2. Ban one of future sight or teleport.
Hard to say really, neither of these seem too bad, it's hard to really make the argument for banning either. I'd hate to see anyone argue for banning a move rather than banning a pokemon. And future sight is practically a skill move, a janky entry hazard, in a metagame defined by an endless series of highly consequential 50-50s desperately risked, often with no compensation for the user who's match-up has been fished.
3. Ban heavy duty boots.
Now there is an idea that actually seems to have a competitive basis. An item is not a move, and a competitive game is decided by moves above all else. Hazards are moves which have defined pokemon since their introduction, and now this item causes us to abandon all of our principles and understanding and play a long series of 50-50s to decide many games rather than a strategy game based on careful calculation and planning. The best hazard is probably currently sandstorm, rocky helmet, and hail (in that order) because of this degenerate item. I wonder, why do we do this to ourselves? 50-50s are of course a beautiful part of pokemon, but there is only so much frequency of 50-50s that can be tolerable. In the past, you might play 2-3 turns of 50-50s to decide a carefully plotted game as it neared the end, or attempted a 50-50 to turn around a losing position, and almost always with compensation for each player in the form of passive damage or set-up opportunity. But now they come nearly from the start of a match and continue on and on, exhausting any pretense of an outcome based on skill. On the metagame level they disincentivize and reduce the counterplay to regenerator mons that have proliferated and lead to a situation where no matter how good one is at clicking moves in the face of high risk and minimal compensation, no progress can be made. It's quite disgusting the level of match-up fishing that such a situation consists of.

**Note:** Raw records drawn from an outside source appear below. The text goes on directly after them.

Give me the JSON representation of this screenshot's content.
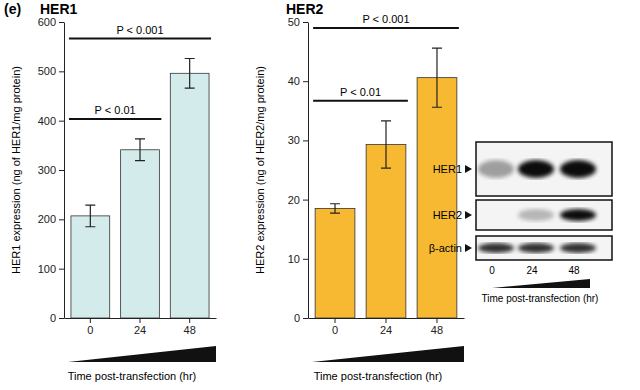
{
  "panel_label": "(e)",
  "chart_data": [
    {
      "type": "bar",
      "title": "HER1",
      "categories": [
        "0",
        "24",
        "48"
      ],
      "values": [
        207,
        341,
        496
      ],
      "errors": [
        22,
        22,
        30
      ],
      "color": "#d3ebeb",
      "ylim": [
        0,
        600
      ],
      "yticks": [
        0,
        100,
        200,
        300,
        400,
        500,
        600
      ],
      "y_label": "HER1 expression (ng of HER1/mg protein)",
      "x_label": "Time post-transfection (hr)",
      "annotations": [
        {
          "text": "P < 0.01",
          "between": [
            "0",
            "24"
          ]
        },
        {
          "text": "P < 0.001",
          "between": [
            "0",
            "48"
          ]
        }
      ]
    },
    {
      "type": "bar",
      "title": "HER2",
      "categories": [
        "0",
        "24",
        "48"
      ],
      "values": [
        18.5,
        29.3,
        40.6
      ],
      "errors": [
        0.8,
        4,
        5
      ],
      "color": "#f7b932",
      "ylim": [
        0,
        50
      ],
      "yticks": [
        0,
        10,
        20,
        30,
        40,
        50
      ],
      "y_label": "HER2 expression (ng of HER2/mg protein)",
      "x_label": "Time post-transfection (hr)",
      "annotations": [
        {
          "text": "P < 0.01",
          "between": [
            "0",
            "24"
          ]
        },
        {
          "text": "P < 0.001",
          "between": [
            "0",
            "48"
          ]
        }
      ]
    }
  ],
  "blot": {
    "rows": [
      "HER1",
      "HER2",
      "β-actin"
    ],
    "lanes": [
      "0",
      "24",
      "48"
    ],
    "x_label": "Time post-transfection (hr)"
  }
}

The level on which this operates has confounded even the most experienced and venerable tierers on this site, who have been habituated to these situations to such an extent that they can no longer analyze a pokemon such as Dragapult or Zamacenta-C as broken, because these pokemon are vulnerable to the most common forms of 'match-up fishing' (the neologism we use for the situations we all have experienced) that an item such as heavy duty boots enables.
Remember in any reply to this post that "the chorus master sings slightly too high so that others may reach the correct pitch".